At the one end 14 of the green 10 there is a ball retrieval area. Every ball entering any one of the holes 24a xx n, for example at 24, in the segments 10a xx n is directed to a central collection point 14.
Particular reference is made to FIG. 2, where there is illustrated the green 10 in cross-section and to FIG. 3 wherein certain portions of the cross-sectional view of FIG. 2 is exploded. A pair of posts 22a and 22b support strands of wire 12a xx n in a first direction and a pair of posts 22c and 22 d (not shown) support the strands of wire 13a xx n in a second direction. The posts 22 as shown in FIG. 3 are sunk into the ground with a concrete base. An angle or knee brace 21 also sunk into the concrete provides rigidity.
Suspended from the two-directional posts 22 is a network of supporting strands 12a xx n in the one direction and 13a xx n in the other direction. The network of strands are such that in cross-section they divide the netting or mesh 18 into segments 10a xx n.
Referring now to FIG. 3 and FIG. 4, in the center of each segment there is a ring structure 23 with circular opening 24. Initially the ring structure 23 provides the necessary weight for the mesh to slope from all directions to the center. The ring structure has a hole region 26 sloping to the bottom portion wherein a switch 25 is mounted. As the ball lands in and hits the mesh 18 it rolls toward the center, into the hole 24 and then drops further to actuate the electrical switch 25 as it passes through to the retrieval trough. The switch 25 when it is depressed by the ball completes an electrical circuit which indicates the appropriate segment area at a remotely located register board 28. As pointed out above, each green has a ball retrieval area, accordingly each simulated green has a trough floor which slopes to a central reception area.

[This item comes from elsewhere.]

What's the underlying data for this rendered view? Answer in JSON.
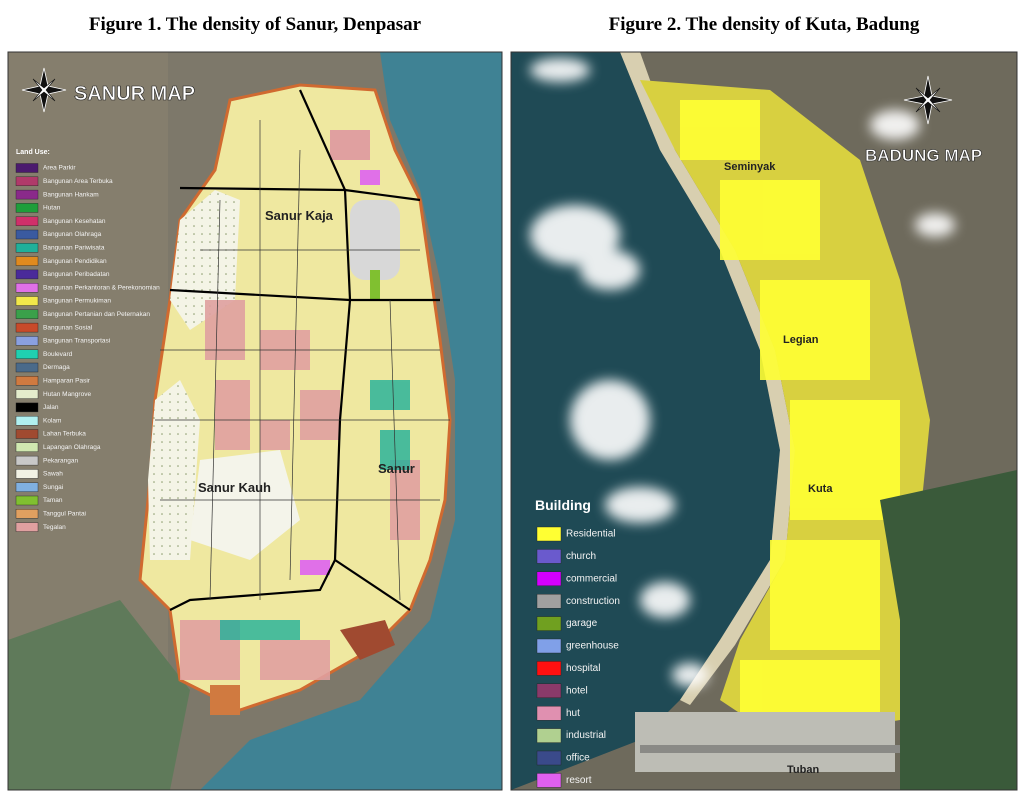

The apron 16 overhangs the uppermost part of the post 22a and is tautly supported at its outer perimeter with a belowground stake 31. The apron, in order to provide a soft but rigid structure, is supported on a plywood-type base 19 with an intermediate layer of foam rubber 17.
Referring again to FIG. 1 it is noted that the segments of the green 10 have a like-number notation thereon. In this embodiment the flagstick 20 is approximately centrally located hence the segments that surround the flagstick are of equal distance from the flagstick, and so on to the outer segments. In the configuration of FIG. 1, although 35 segments are shown, there are only seven locations given; a hole in one at the base of 20, 1 to 5 distances from the flagstick 20 and ST6, the sand trap.

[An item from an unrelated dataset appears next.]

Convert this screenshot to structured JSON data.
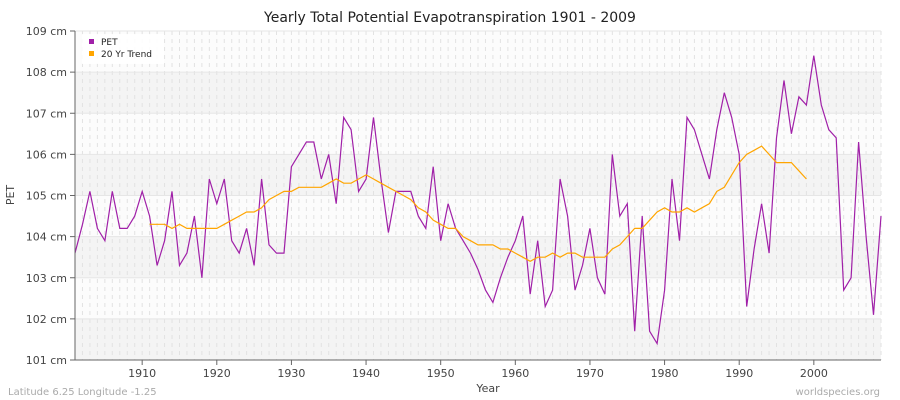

It can be appreciated that a ball hitting in a segment having as a location a "hole in one" or 1 through 6 will register at a remote or removed location as a hole in one or a respective distance or as a trapped ball. This is simply accomplished by wiring (not shown) together each switch 25 at the bottom of the hole 24 representing a segment having a like distance or location. The several fixed distances (in this instance 5) are selectively connected to the remote location. Similarly the segment at the base of 20 represents a hole in one and segments ST6a xx n represent given areas of a sand trap. A ball hitting one of these segments will register at the remote location as being a hole in one or in a sand trap. Operation of a display device or register board at the removed or remote location is described in my copending application, Ser. No. 544,304, filed Jan. 27, 1975, now U.S. Pat. No. 3,990,708 which is hereby incorporated by reference.
It will also be readily appreciated that each switch 25 located in the bottom of hole 24 in each segment can be wired separately to a remote indicator board so that the exact segment wherein the ball has landed can be indicated.
Although certain and specific embodiments have been shown and described it is understood that modifications and departure may be made without departing from the spirit and scope of the invention.